I used to work for a hard disk manufacturer and I couldn’t explain how on earth they manage to fly a read head nanometers above a disk to read the data – I still think it’s all magic. The new technology “Heat Assisted Magnetic Recording” (HAMR) is even more voodoo shit – they use a laser in the head to heat up the bit so it expands and is large enough to write data to……
Now, I could bore you for hours on the electronics – PRML read channels etc etc (mind that is also a bit if voodoo – Partial Response Maximum Likelihood” – basically we guess what the data is !!
A 12 year old mac is getting on a bit. It won’t accept the newer macOS versions and so won’t (or soon won’t) allow you to use a secure browser, making it somewhat limited for general use.
It is possible by some jiggery pokery to get old macs to update to an OS they are not supposed to, but I’m thinking this is not the solution for you.
Having said that, I suspect the actual issue with your machine is the hard drive failing.
Exactly, that’s my problem. Also other things are starting to stop working, such as Spotify. Trouble is, the spec of that Mac Mini was so good it’ll be a shame and a real pain to move from it.
The specs of the new Mac minis are still good – and they are smaller and still relatively cheap.
I am thinking of replacing mine (12 years old), it still works reasonably (I expanded the RAM a few years ago). The new basic M4 model costs $799 plus tax here (16GB memory, 256GB storage), more advanced “Pro” models plus extra storage/RAM can run to well over $2000, I have watched a few YouTube videos and it seems the cheapest model will probably suffice for 99% of normal tasks. So at that price, it would appear to be something of a bargain.
I read somewhere they don’t have all in the ports – thunderbolt etc. I haven’t checked though TBH.
It does have Thunderbolt (3x), but it’s Thunderbolt 4 which is the USB-C connector and not the old MiniDisplayPort connector (the square thingy) that was there for Thunderbolt 1. I think this is an industry spec for Thunderbolt, not and Apple thing.
They have dropped Lightning connectors because, as you know, Thunderbolt and Lightning is very very frightening.
Arf. Ta!
(Can’t help muttering “Galileo, Galileo”)
“Galileo, Figaro”
Magnifico
O
o
°
.
@Boneshaker
You sound like you have a similar level of competence to me.
Buy a new one.
I had similar problems with my old iMac during lockdown. I got a new hard drive fitted which gave it a new lease of life up until the end of last year. But, as already mentioned in the comments, I got to the stage where it couldn’t take any of the newer OS updates. These machines have built-in obsolescence.
As I mentioned in another thread, it is possible to run the latest macOS on some old machines. I’ve got Sequoia running on a 2015 iMac using
https://opencorelegacypatcher.net/
I like mac minis these days though. My main M2 mini does everything I want. The M4s must be fantastic and they are cheaper.
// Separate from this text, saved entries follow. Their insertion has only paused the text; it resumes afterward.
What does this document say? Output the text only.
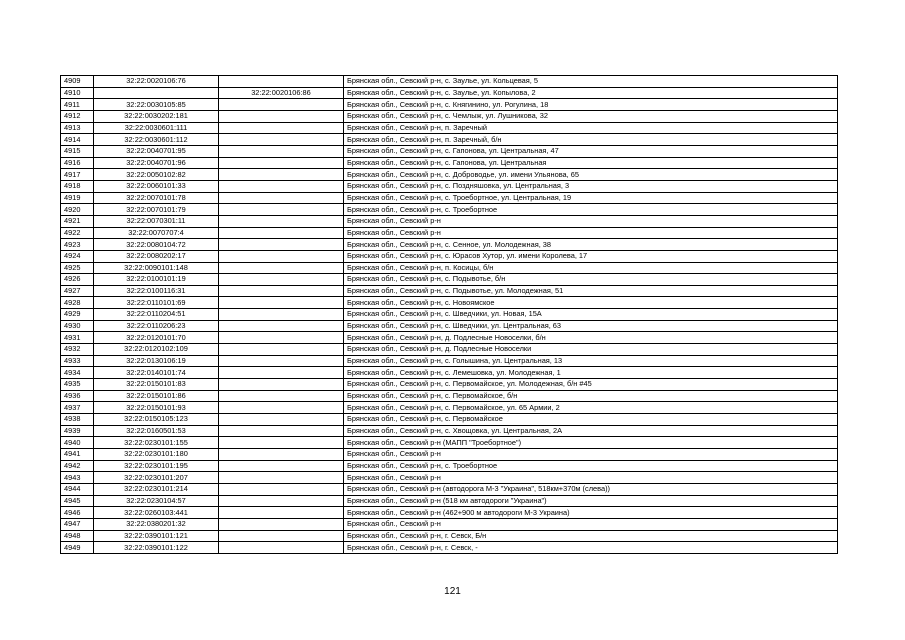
4909	32:22:0020106:76		Брянская обл., Севский р-н, с. Заулье, ул. Кольцевая, 5
4910		32:22:0020106:86	Брянская обл., Севский р-н, с. Заулье, ул. Копылова, 2
4911	32:22:0030105:85		Брянская обл., Севский р-н, с. Княгинино, ул. Рогулина, 18
4912	32:22:0030202:181		Брянская обл., Севский р-н, с. Чемлыж, ул. Лушникова, 32
4913	32:22:0030601:111		Брянская обл., Севский р-н, п. Заречный
4914	32:22:0030601:112		Брянская обл., Севский р-н, п. Заречный, б/н
4915	32:22:0040701:95		Брянская обл., Севский р-н, с. Гапонова, ул. Центральная, 47
4916	32:22:0040701:96		Брянская обл., Севский р-н, с. Гапонова, ул. Центральная
4917	32:22:0050102:82		Брянская обл., Севский р-н, с. Доброводье, ул. имени Ульянова, 65
4918	32:22:0060101:33		Брянская обл., Севский р-н, с. Поздняшовка, ул. Центральная, 3
4919	32:22:0070101:78		Брянская обл., Севский р-н, с. Троебортное, ул. Центральная, 19
4920	32:22:0070101:79		Брянская обл., Севский р-н, с. Троебортное
4921	32:22:0070301:11		Брянская обл., Севский р-н
4922	32:22:0070707:4		Брянская обл., Севский р-н
4923	32:22:0080104:72		Брянская обл., Севский р-н, с. Сенное, ул. Молодежная, 38
4924	32:22:0080202:17		Брянская обл., Севский р-н, с. Юрасов Хутор, ул. имени Королева, 17
4925	32:22:0090101:148		Брянская обл., Севский р-н, п. Косицы, б/н
4926	32:22:0100101:19		Брянская обл., Севский р-н, с. Подывотье, б/н
4927	32:22:0100116:31		Брянская обл., Севский р-н, с. Подывотье, ул. Молодежная, 51
4928	32:22:0110101:69		Брянская обл., Севский р-н, с. Новоямское
4929	32:22:0110204:51		Брянская обл., Севский р-н, с. Шведчики, ул. Новая, 15А
4930	32:22:0110206:23		Брянская обл., Севский р-н, с. Шведчики, ул. Центральная, 63
4931	32:22:0120101:70		Брянская обл., Севский р-н, д. Подлесные Новоселки, б/н
4932	32:22:0120102:109		Брянская обл., Севский р-н, д. Подлесные Новоселки
4933	32:22:0130106:19		Брянская обл., Севский р-н, с. Голышина, ул. Центральная, 13
4934	32:22:0140101:74		Брянская обл., Севский р-н, с. Лемешовка, ул. Молодежная, 1
4935	32:22:0150101:83		Брянская обл., Севский р-н, с. Первомайское, ул. Молодежная, б/н #45
4936	32:22:0150101:86		Брянская обл., Севский р-н, с. Первомайское, б/н
4937	32:22:0150101:93		Брянская обл., Севский р-н, с. Первомайское, ул. 65 Армии, 2
4938	32:22:0150105:123		Брянская обл., Севский р-н, с. Первомайское
4939	32:22:0160501:53		Брянская обл., Севский р-н, с. Хвощовка, ул. Центральная, 2А
4940	32:22:0230101:155		Брянская обл., Севский р-н (МАПП "Троебортное")
4941	32:22:0230101:180		Брянская обл., Севский р-н
4942	32:22:0230101:195		Брянская обл., Севский р-н, с. Троебортное
4943	32:22:0230101:207		Брянская обл., Севский р-н
4944	32:22:0230101:214		Брянская обл., Севский р-н (автодорога М-3 "Украина", 518км+370м (слева))
4945	32:22:0230104:57		Брянская обл., Севский р-н (518 км автодороги "Украина")
4946	32:22:0260103:441		Брянская обл., Севский р-н (462+900 м автодороги М-3 Украина)
4947	32:22:0380201:32		Брянская обл., Севский р-н
4948	32:22:0390101:121		Брянская обл., Севский р-н, г. Севск, Б/н
4949	32:22:0390101:122		Брянская обл., Севский р-н, г. Севск, -
121
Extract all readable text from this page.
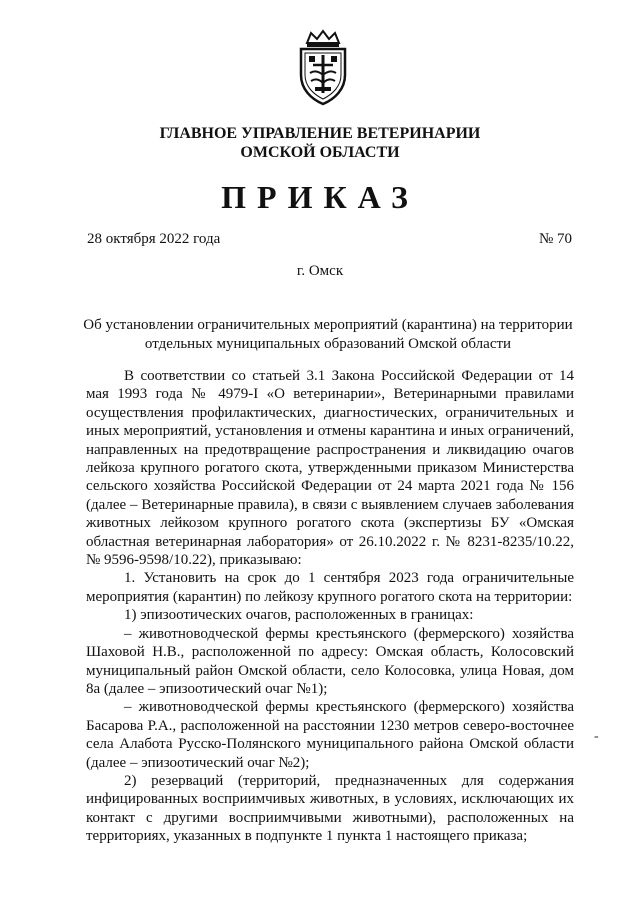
ГЛАВНОЕ УПРАВЛЕНИЕ ВЕТЕРИНАРИИ
ОМСКОЙ ОБЛАСТИ
ПРИКАЗ
28 октября 2022 года	№ 70
г. Омск
Об установлении ограничительных мероприятий (карантина) на территории
отдельных муниципальных образований Омской области

В соответствии со статьей 3.1 Закона Российской Федерации от 14 мая 1993 года № 4979-I «О ветеринарии», Ветеринарными правилами осуществления профилактических, диагностических, ограничительных и иных мероприятий, установления и отмены карантина и иных ограничений, направленных на предотвращение распространения и ликвидацию очагов лейкоза крупного рогатого скота, утвержденными приказом Министерства сельского хозяйства Российской Федерации от 24 марта 2021 года № 156 (далее – Ветеринарные правила), в связи с выявлением случаев заболевания животных лейкозом крупного рогатого скота (экспертизы БУ «Омская областная ветеринарная лаборатория» от 26.10.2022 г. № 8231-8235/10.22, № 9596-9598/10.22), приказываю:

1. Установить на срок до 1 сентября 2023 года ограничительные мероприятия (карантин) по лейкозу крупного рогатого скота на территории:

1) эпизоотических очагов, расположенных в границах:

– животноводческой фермы крестьянского (фермерского) хозяйства Шаховой Н.В., расположенной по адресу: Омская область, Колосовский муниципальный район Омской области, село Колосовка, улица Новая, дом 8а (далее – эпизоотический очаг №1);

– животноводческой фермы крестьянского (фермерского) хозяйства Басарова Р.А., расположенной на расстоянии 1230 метров северо-восточнее села Алабота Русско-Полянского муниципального района Омской области (далее – эпизоотический очаг №2);

2) резерваций (территорий, предназначенных для содержания инфицированных восприимчивых животных, в условиях, исключающих их контакт с другими восприимчивыми животными), расположенных на территориях, указанных в подпункте 1 пункта 1 настоящего приказа;

-
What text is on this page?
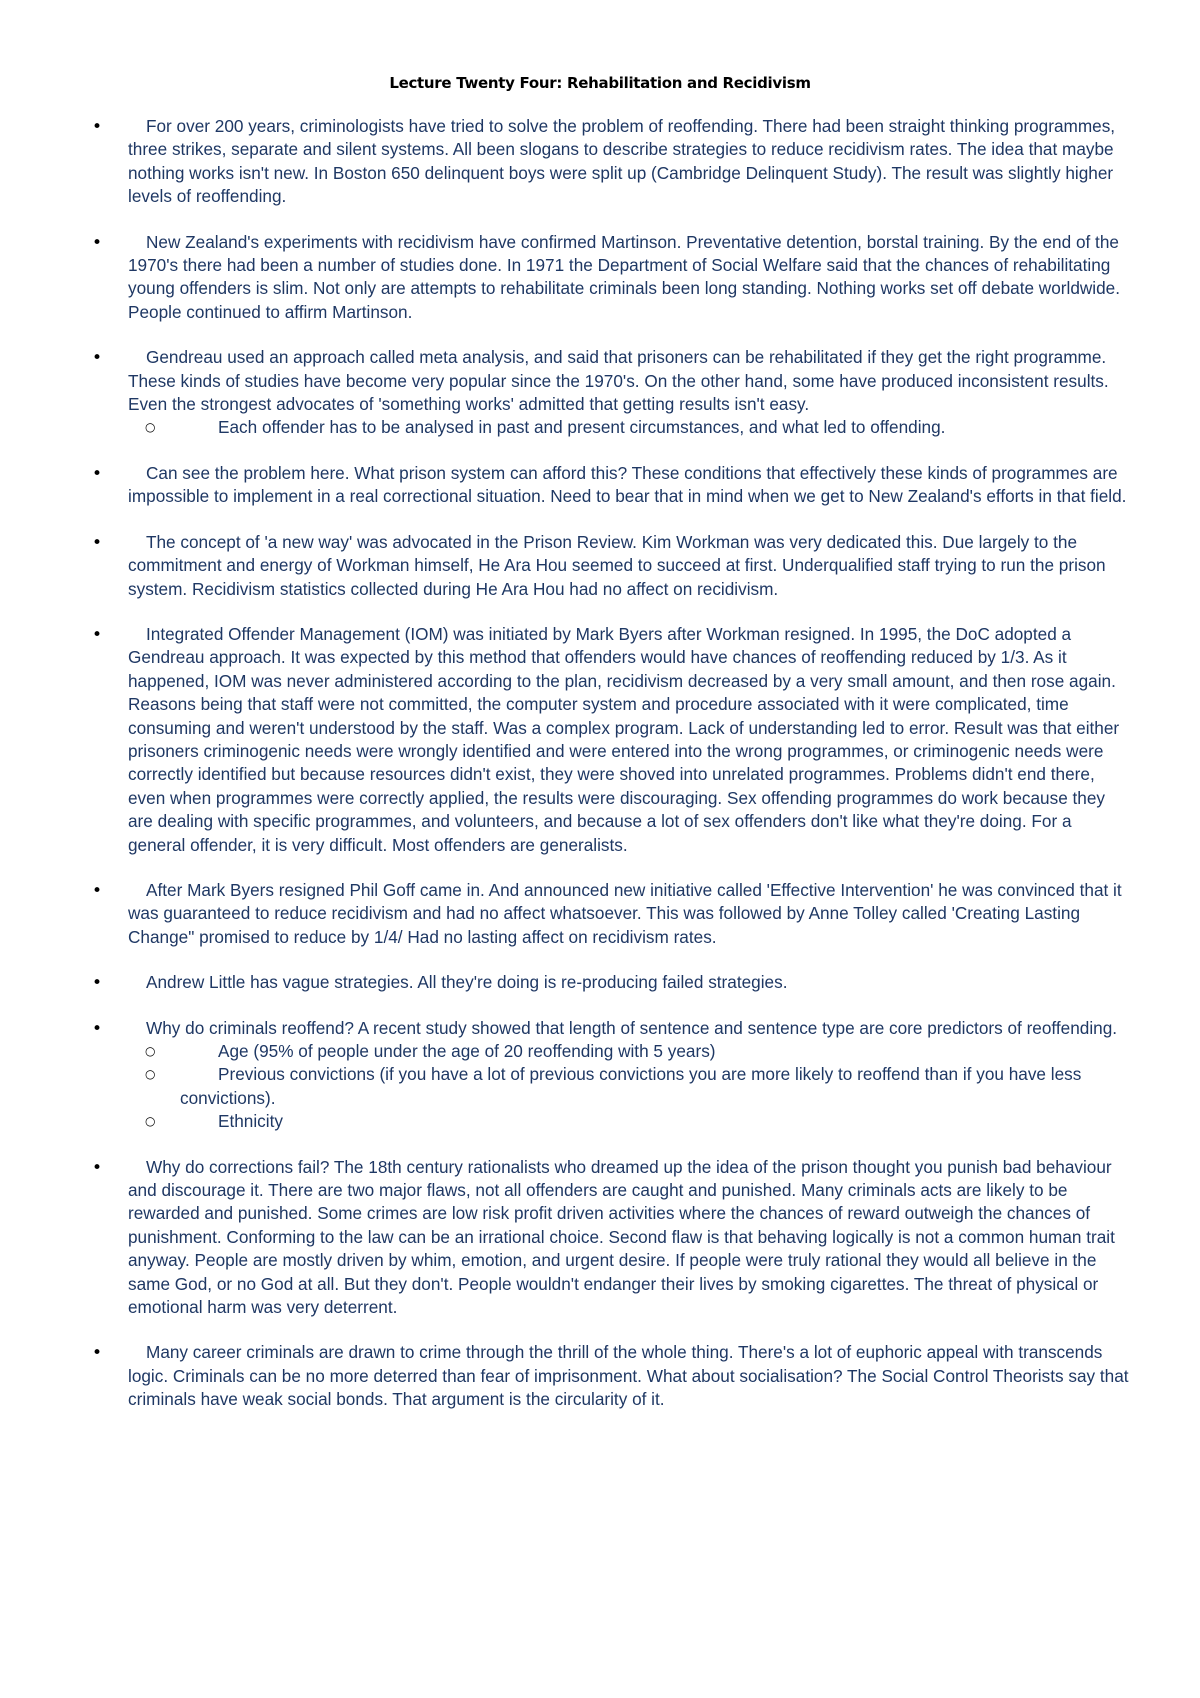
Lecture Twenty Four: Rehabilitation and Recidivism
•	For over 200 years, criminologists have tried to solve the problem of reoffending. There had been straight thinking programmes, three strikes, separate and silent systems. All been slogans to describe strategies to reduce recidivism rates. The idea that maybe nothing works isn't new. In Boston 650 delinquent boys were split up (Cambridge Delinquent Study). The result was slightly higher levels of reoffending.

•	New Zealand's experiments with recidivism have confirmed Martinson. Preventative detention, borstal training. By the end of the 1970's there had been a number of studies done. In 1971 the Department of Social Welfare said that the chances of rehabilitating young offenders is slim. Not only are attempts to rehabilitate criminals been long standing. Nothing works set off debate worldwide. People continued to affirm Martinson.

•	Gendreau used an approach called meta analysis, and said that prisoners can be rehabilitated if they get the right programme. These kinds of studies have become very popular since the 1970's. On the other hand, some have produced inconsistent results. Even the strongest advocates of 'something works' admitted that getting results isn't easy.

○	Each offender has to be analysed in past and present circumstances, and what led to offending.
•	Can see the problem here. What prison system can afford this? These conditions that effectively these kinds of programmes are impossible to implement in a real correctional situation. Need to bear that in mind when we get to New Zealand's efforts in that field.

•	The concept of 'a new way' was advocated in the Prison Review. Kim Workman was very dedicated this. Due largely to the commitment and energy of Workman himself, He Ara Hou seemed to succeed at first. Underqualified staff trying to run the prison system. Recidivism statistics collected during He Ara Hou had no affect on recidivism.

•	Integrated Offender Management (IOM) was initiated by Mark Byers after Workman resigned. In 1995, the DoC adopted a Gendreau approach. It was expected by this method that offenders would have chances of reoffending reduced by 1/3. As it happened, IOM was never administered according to the plan, recidivism decreased by a very small amount, and then rose again. Reasons being that staff were not committed, the computer system and procedure associated with it were complicated, time consuming and weren't understood by the staff. Was a complex program. Lack of understanding led to error. Result was that either prisoners criminogenic needs were wrongly identified and were entered into the wrong programmes, or criminogenic needs were correctly identified but because resources didn't exist, they were shoved into unrelated programmes. Problems didn't end there, even when programmes were correctly applied, the results were discouraging. Sex offending programmes do work because they are dealing with specific programmes, and volunteers, and because a lot of sex offenders don't like what they're doing. For a general offender, it is very difficult. Most offenders are generalists.

•	After Mark Byers resigned Phil Goff came in. And announced new initiative called 'Effective Intervention' he was convinced that it was guaranteed to reduce recidivism and had no affect whatsoever. This was followed by Anne Tolley called 'Creating Lasting Change" promised to reduce by 1/4/ Had no lasting affect on recidivism rates.

•	Andrew Little has vague strategies. All they're doing is re-producing failed strategies.

•	Why do criminals reoffend? A recent study showed that length of sentence and sentence type are core predictors of reoffending.

○	Age (95% of people under the age of 20 reoffending with 5 years)
○	Previous convictions (if you have a lot of previous convictions you are more likely to reoffend than if you have less convictions).
○	Ethnicity
•	Why do corrections fail? The 18th century rationalists who dreamed up the idea of the prison thought you punish bad behaviour and discourage it. There are two major flaws, not all offenders are caught and punished. Many criminals acts are likely to be rewarded and punished. Some crimes are low risk profit driven activities where the chances of reward outweigh the chances of punishment. Conforming to the law can be an irrational choice. Second flaw is that behaving logically is not a common human trait anyway. People are mostly driven by whim, emotion, and urgent desire. If people were truly rational they would all believe in the same God, or no God at all. But they don't. People wouldn't endanger their lives by smoking cigarettes. The threat of physical or emotional harm was very deterrent.

•	Many career criminals are drawn to crime through the thrill of the whole thing. There's a lot of euphoric appeal with transcends logic. Criminals can be no more deterred than fear of imprisonment. What about socialisation? The Social Control Theorists say that criminals have weak social bonds. That argument is the circularity of it.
The only real issue is getting a suitable 5K monitor to match the mac resolution. 4K will work but it’s not the best. There are very few options 5K monitors though.
An idea from a long time mac user, before doing anything else. It might be that you have a corrupted ‘plist’ (preference) file somewhere.
1/ Boot the mac up, and using Disk Utility, check that the disk has no problems.
You can boot it in ‘Safe Mode’ which turns off anything that isn’t part of the system. Hold the Shift key down on the keyboard on boot-up to do this, and keep it held down until it tells you it is in Safe Mode. It might seem a bit slow, but you can access all the System tools.
I can add more, but try the above if you haven’t.
Plist or the permissions are wrong for something.